Turchia, i dubbi di Bruxelles
di Alessandro Marrone
[06 nov 06]

Si avvicina il 28 novembre, data di partenza del Papa per la Turchia, e crescono le preoccupazioni: il 2 novembre gli spari al consolato italiano a Istanbul, poi la notizia che i servizi di sicurezza turchi e vaticani simuleranno attacchi terroristici nei luoghi che visiterà il Pontefice.

Il primo viaggio del Papa in un paese musulmano, in questi anni di tensioni interreligiose e internazionali, non poteva non incontrare ostacoli variegati e complessi. Spicca ad esempio la posizione del governo turco: il premier Erdogan, leader di un partito dal forte carattere religioso ma al tempo stesso primo sostenitore dell’ingresso della Turchia nella laica Ue, negli stessi giorni in cui il Papa arriverà in Turchia andrà all’estero. Benchè l’invito a Benedetto XVI sia stato fatto dal presidente della Repubblica turca, che riceverà il Pontefice, l’assenza del premier pesa sul piano politico e diplomatico. Lo sgarbo poteva segnare uno strappo grave, solo in parte ricucito dalla motivazione addotta per l’assenza: il 28 e il 29 Novembre si terrà un importante vertice della Nato a Riga, in Lettonia, con i ministri degli Esteri e della Difesa di tutti i paesi membri e alcuni importanti capi di governo, e l’Alleanza Atlantica è da sempre uno degli assi portanti della politica estera turca. Tuttavia non sfugge che il Pontefice sarà in Turchia anche il 30 novembre ed il 1 dicembre, a vertice Nato concluso, ma non sono comunque previsti incontri tra Erdogan e Benedetto XVI.

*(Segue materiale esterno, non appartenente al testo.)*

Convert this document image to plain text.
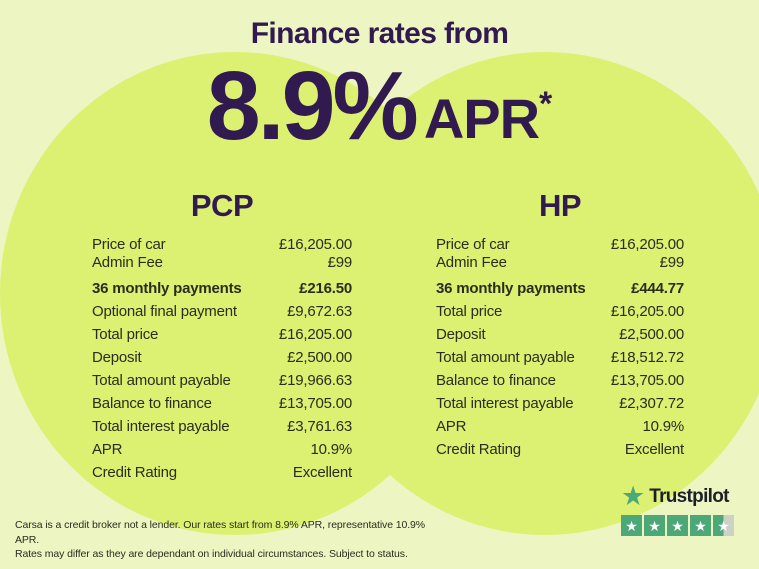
Finance rates from
8.9% APR *
PCP
Price of car	£16,205.00
Admin Fee	£99
36 monthly payments	£216.50
Optional final payment	£9,672.63
Total price	£16,205.00
Deposit	£2,500.00
Total amount payable	£19,966.63
Balance to finance	£13,705.00
Total interest payable	£3,761.63
APR	10.9%
Credit Rating	Excellent
HP
Price of car	£16,205.00
Admin Fee	£99
36 monthly payments	£444.77
Total price	£16,205.00
Deposit	£2,500.00
Total amount payable £18,512.72
Balance to finance	£13,705.00
Total interest payable	£2,307.72
APR	10.9%
Credit Rating	Excellent
Carsa is a credit broker not a lender. Our rates start from 8.9% APR, representative 10.9% APR.
Rates may differ as they are dependant on individual circumstances. Subject to status.
★ Trustpilot
★ ★ ★ ★ ★
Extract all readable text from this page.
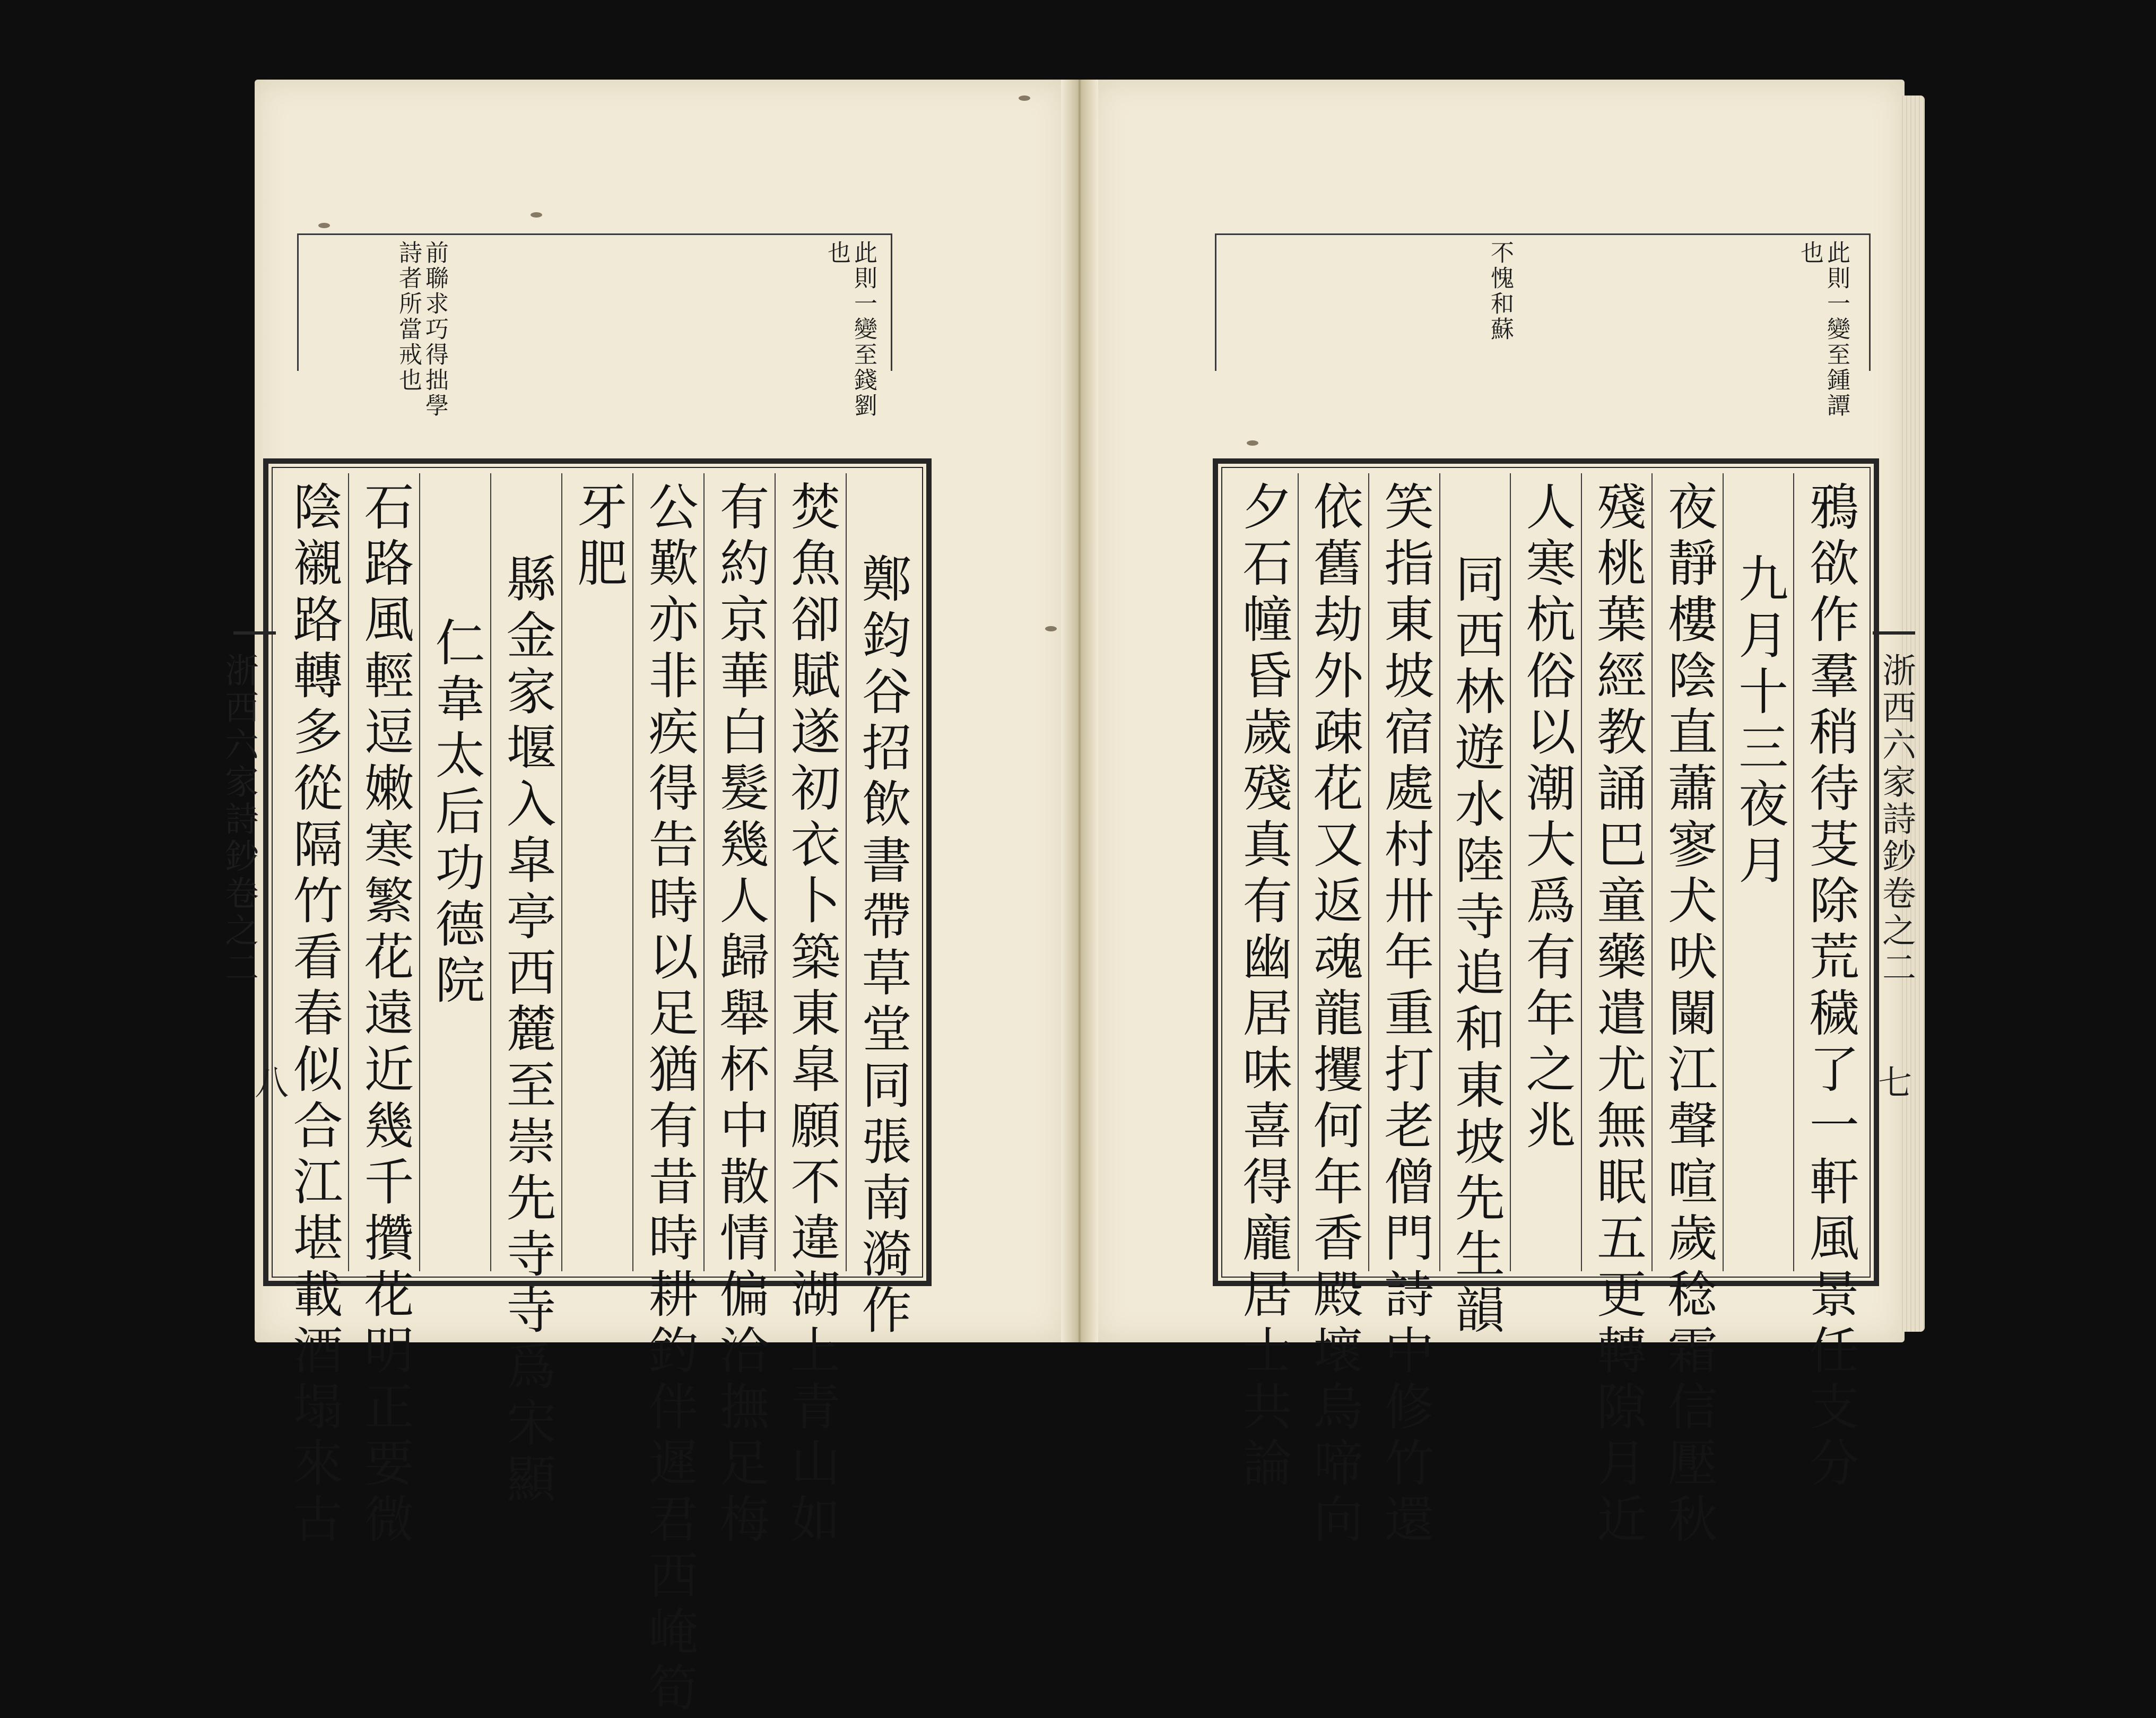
此則一變至錢劉
也
前聯求巧得拙學
詩者所當戒也	此則一變至鍾譚
也
不愧和蘇
鄭鈞谷招飲書帶草堂同張南漪作
焚魚卻賦遂初衣卜築東皐願不違湖上青山如
有約京華白髮幾人歸舉杯中散情偏洽撫足梅
公歎亦非疾得告時以足猶有昔時耕釣伴遲君西崦筍
牙肥
縣金家堰入皐亭西麓至崇先寺寺爲宋顯
仁韋太后功德院
石路風輕逗嫩寒繁花遠近幾千攢花明正要微
陰襯路轉多從隔竹看春似合江堪載酒塌來古	鴉欲作羣稍待芟除荒穢了一軒風景任支分
九月十三夜月
夜靜樓陰直蕭寥犬吠闌江聲喧歲稔霜信壓秋
殘桃葉經教誦巴童藥遣尤無眠五更轉隙月近
人寒杭俗以潮大爲有年之兆
同西林遊水陸寺追和東坡先生韻
笑指東坡宿處村卅年重打老僧門詩中修竹還
依舊劫外疎花又返魂龍攫何年香殿壞烏啼向
夕石幢昏歲殘真有幽居味喜得龐居士共論
浙西六家詩鈔卷之二
八
浙西六家詩鈔卷之二
七
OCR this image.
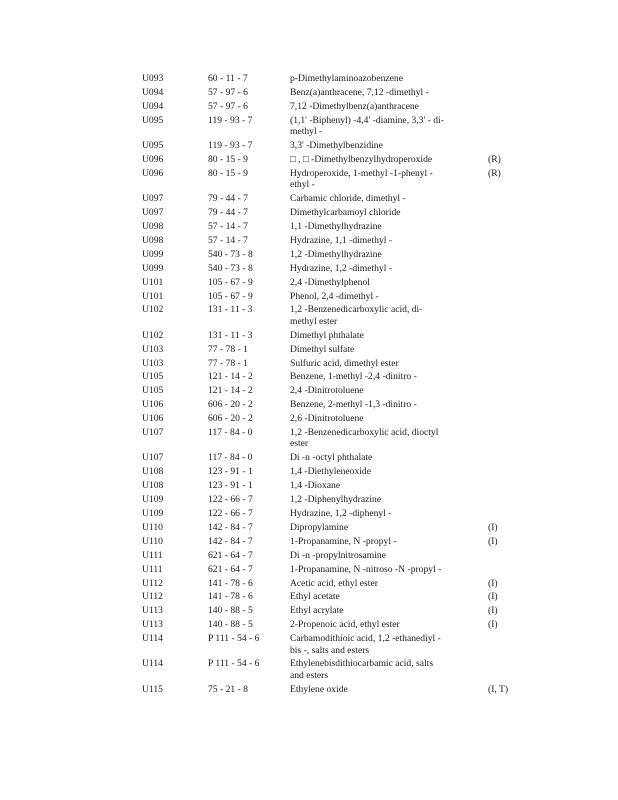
U093	60 - 11 - 7	p-Dimethylaminoazobenzene	

U094	57 - 97 - 6	Benz(a)anthracene, 7,12 -dimethyl -	

U094	57 - 97 - 6	7,12 -Dimethylbenz(a)anthracene	

U095	119 - 93 - 7	(1,1' -Biphenyl) -4,4' -diamine, 3,3' - di-
methyl -	

U095	119 - 93 - 7	3,3' -Dimethylbenzidine	

U096	80 - 15 - 9	□ , □ -Dimethylbenzylhydroperoxide	(R)
U096	80 - 15 - 9	Hydroperoxide, 1-methyl -1-phenyl -
ethyl -	(R)
U097	79 - 44 - 7	Carbamic chloride, dimethyl -	

U097	79 - 44 - 7	Dimethylcarbamoyl chloride	

U098	57 - 14 - 7	1,1 -Dimethylhydrazine	

U098	57 - 14 - 7	Hydrazine, 1,1 -dimethyl -	

U099	540 - 73 - 8	1,2 -Dimethylhydrazine	

U099	540 - 73 - 8	Hydrazine, 1,2 -dimethyl -	

U101	105 - 67 - 9	2,4 -Dimethylphenol	

U101	105 - 67 - 9	Phenol, 2,4 -dimethyl -	

U102	131 - 11 - 3	1,2 -Benzenedicarboxylic acid, di-
methyl ester	

U102	131 - 11 - 3	Dimethyl phthalate	

U103	77 - 78 - 1	Dimethyl sulfate	

U103	77 - 78 - 1	Sulfuric acid, dimethyl ester	

U105	121 - 14 - 2	Benzene, 1-methyl -2,4 -dinitro -	

U105	121 - 14 - 2	2,4 -Dinitrotoluene	

U106	606 - 20 - 2	Benzene, 2-methyl -1,3 -dinitro -	

U106	606 - 20 - 2	2,6 -Dinitrotoluene	

U107	117 - 84 - 0	1,2 -Benzenedicarboxylic acid, dioctyl
ester	

U107	117 - 84 - 0	Di -n -octyl phthalate	

U108	123 - 91 - 1	1,4 -Diethyleneoxide	

U108	123 - 91 - 1	1,4 -Dioxane	

U109	122 - 66 - 7	1,2 -Diphenylhydrazine	

U109	122 - 66 - 7	Hydrazine, 1,2 -diphenyl -	

U110	142 - 84 - 7	Dipropylamine	(I)
U110	142 - 84 - 7	1-Propanamine, N -propyl -	(I)
U111	621 - 64 - 7	Di -n -propylnitrosamine	

U111	621 - 64 - 7	1-Propanamine, N -nitroso -N -propyl -	

U112	141 - 78 - 6	Acetic acid, ethyl ester	(I)
U112	141 - 78 - 6	Ethyl acetate	(I)
U113	140 - 88 - 5	Ethyl acrylate	(I)
U113	140 - 88 - 5	2-Propenoic acid, ethyl ester	(I)
U114	P 111 - 54 - 6	Carbamodithioic acid, 1,2 -ethanediyl -
bis -, salts and esters	

U114	P 111 - 54 - 6	Ethylenebisdithiocarbamic acid, salts
and esters	

U115	75 - 21 - 8	Ethylene oxide	(I, T)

Il viaggio del Papa avviene in un momento particolarmente difficile dei lunghi negoziati per l’ingresso della Turchia nell’Unione Europea. La sua candidatura è stata riconosciuta solo nel 1999, e i negoziati sono iniziati nell’ottobre 2005 dopo che l’Ue aveva affermato che con le riforme avviate erano “sufficientemente soddisfatti” i criteri relativi a diritti umani e democrazia. La Turchia fatica però a raggiungere tutti gli obiettivi, compreso quello della libertà religiosa tornata al centro dell’attenzione con il viaggio del Papa: la Costituzione sancisce la libertà di culto ma la legge non ne garantisce il completo esplicamento, e quindi la Commissione europea ha chiesto esplicitamente che fossero rimossi tutti gli ostacoli “per consentire l’effettiva libertà di religione sia per l’individuo che per le comunità”. Rimane aperta e dolorosa per l’opinione pubblica turca la questione di Cipro: i turco-ciprioti avevano approvato con referendum il Piano Annan per la riunificazione, i greco ciprioti l’aveano bocciato ma il loro Stato è entrato nell’Ue mentre la Turchia è da anni sulla soglia. Così oggi la chiusura dei porti turchi alle navi cipriote è solo l’ennesimo sintomo di un irrigidimento di Ankara: secondo l’ultimo sondaggio i favorevoli all’ingresso nell’Ue sono scesi dal 70 per cento al 50 per cento della popolazione.

Tale irrigidimento può essere collegato alle difficoltà dei negoziati con l’Ue, che alcuni imputano alla volontà franco-tedesca di giungere a una sospensione degli stessi. E’ indubbio che la legge approvata dall’Assemblea nazionale francese che rende reato la negazione del genocidio armeno, operato dai turchi dopo la prima guerra mondiale, complichi i rapporti con Ankara. Il freno francese al negoziato con la Turchia è solo in parte bilanciato dall’aperto sostegno del governo inglese, che tramite il ministro degli Esteri Jack Straw giudica l’allargamento alla Turchia “una occasione storica”, e mette in guardia dalla crisi che potrebbe aprire una sospensione dei negoziati.